In Company,You climb to near the top of a great fir. You sit a little listening to all the sounds. Then throw yourself off. The great boughs break your fall. The needles. You lie a little with your face to the ground. Then climb the tree again. Your mother answers Mrs. Coote again saying, He has been a very naughty boy.

Other vignettes (there are thirteen in all) cannot be paralleled in Bair’s biography, yet may well be as overtly autobiographical as those cited above. Perhaps the most painful memory concerns a hedgehog that the boy puts in an old hatbox which he places in a disused hutch, to give the hog warmth, security, and autonomy. The boy feels a glow of moral satisfaction with his good deed, however:. . . the next morning not only was the glow spent but a great uneasiness had taken its place. A suspicion that all was perhaps not as it should be. That rather than do as you did you had perhaps better let good alone and the hedgehog pursue its way. Days if not weeks passed before you could bring yourself to return to the hutch. You have never forgotten what you found then. You are on your back in the dark and have never forgotten what you found then. The mush. The stench.

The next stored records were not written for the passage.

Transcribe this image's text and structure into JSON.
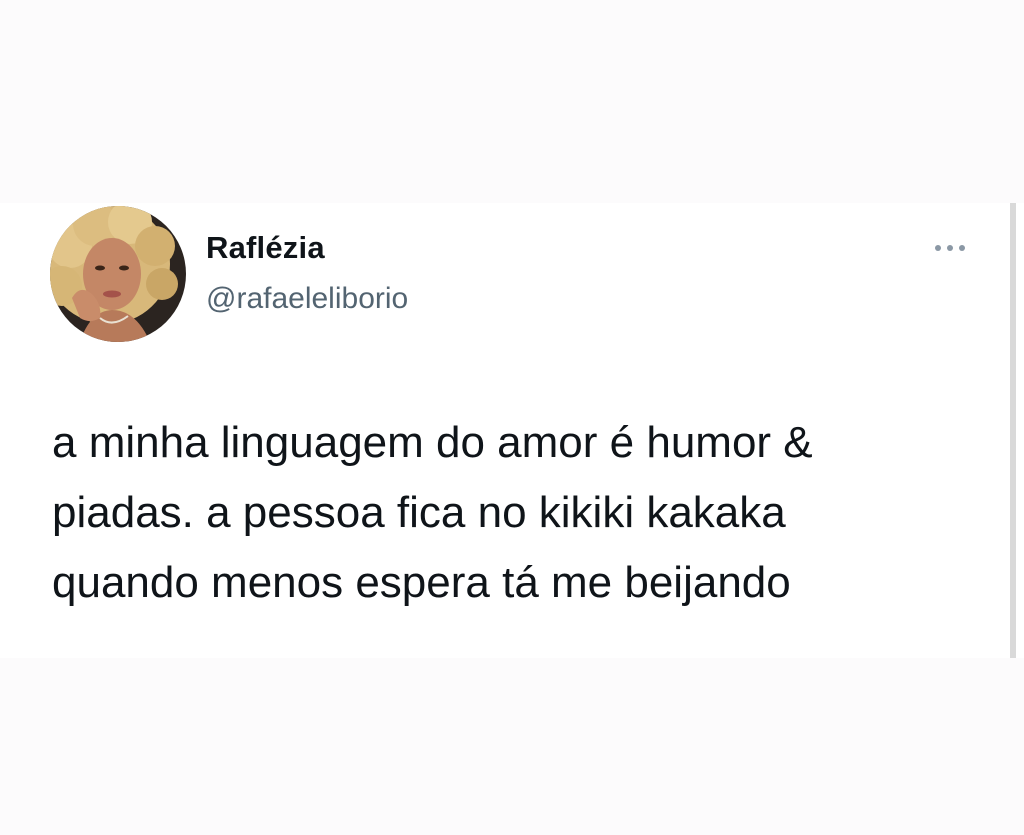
{
  "tweet": {
    "author": {
      "display_name": "Raflézia",
      "handle": "@rafaeleliborio",
      "avatar_icon": "profile-photo"
    },
    "more_icon": "more-horizontal-icon",
    "text_lines": [
      "a minha linguagem do amor é humor &",
      "piadas. a pessoa fica no kikiki kakaka",
      "quando menos espera tá me beijando"
    ]
  },
  "colors": {
    "text_primary": "#0f1419",
    "text_secondary": "#536471",
    "icon": "#8b98a5",
    "card_background": "#ffffff",
    "page_background": "#fcfbfc"
  }
}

This stench dominates what is recalled as an unloved, unloving childhood and youth. It is transferred toward the book’s end to the voice’s God, whom it calls “the crawling creator. Might the crawling creator be reasonably imagined to smell? Even fouler than his creature.” (One critic has called a typical Beckett hero a perverse Cartesian: “I stink, therefore I am.”)

Beckett’s vision of a befouled God crawling on all fours inevitably leads the narrative to a bleak conclusion: “God is love. Yes or no? No.” Moreover, such a stinking, supine God “. . . could not conceivably create while crawling in the same create dark as his creature.” Finally, with the auditor a defeated old man, the voice’s recall of painful vignettes concludes: “And how better in the end labour lost and silence. And you as you always were.” Then the last word, set off in isolation to end Company: “Alone.”